The testing also included something unusual for this type of project – a precise test of eye movement termed “video-oculography.” The participant sits comfortably at a desk, resting chin and forehead against rigid supports, as at the optometrist’s office.  They perform  visual tasks shown on a computer screen while a video camera records the movements. The images below are from a technical article on the device.  If you read it, keep in mind that it was written by the manufacturer’s employees as a marketing tool.

The visual tasks used a bright dot in the middle of the screen as a starting point and other dim dots that could light up.  For most of the tests, the person was instructed to look as quickly as possible from the starting point to other dots as they lit up in turn.  The device measured delays in starting the movement, speed, undershoot, and overshoot.  The procedure also required the participant to perform “anti-saccades,” where they’re told to move their eyes not to the dot that just lit up, but to a different dot that remains dim, situated in exactly the opposite direction from the starting point.  This can be performed in any of the four directions of gaze. It tests the ability to follow instructions and to resist one’s natural inclinations, both of which are impaired early in PSP and other disorders of the frontal lobes.

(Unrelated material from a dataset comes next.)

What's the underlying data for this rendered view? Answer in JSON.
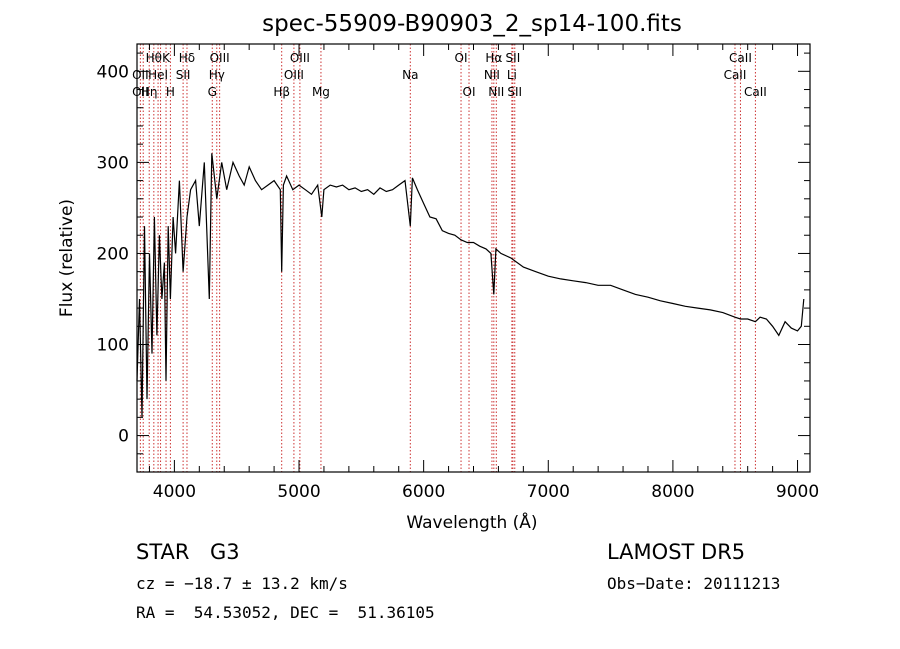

Sure enough, compared with the subjects with PD and the controls, the group with “suggestive of” PSP at the first visit showed more errors than the PD or healthy control groups in the anti-saccade task in the vertical directions, with greater delay in responding and slower movement.  It’s true that the duration of the “suggestive” PSP symptom(s) in that group was four years.  Still, the fact that only very minimal signs of PSP were present shows that the disease was in a very mild stage.  We can therefore hope that a harmless, painless, inexpensive, sensitive test for abnormalities on the anti-saccade task could provide a very early marker for PSP.  

Before long, we may see such a test added to research protocols seeking people with PSP before clear, overt symptoms develop.  That would be very useful in studies of genetic or environmental risk factors, where groups with and without the risk factor are compared with regard to the incidence of PSP.  It’s likely that for work with PSP, video-oculography could be combined with other markers to provide fewer false positives.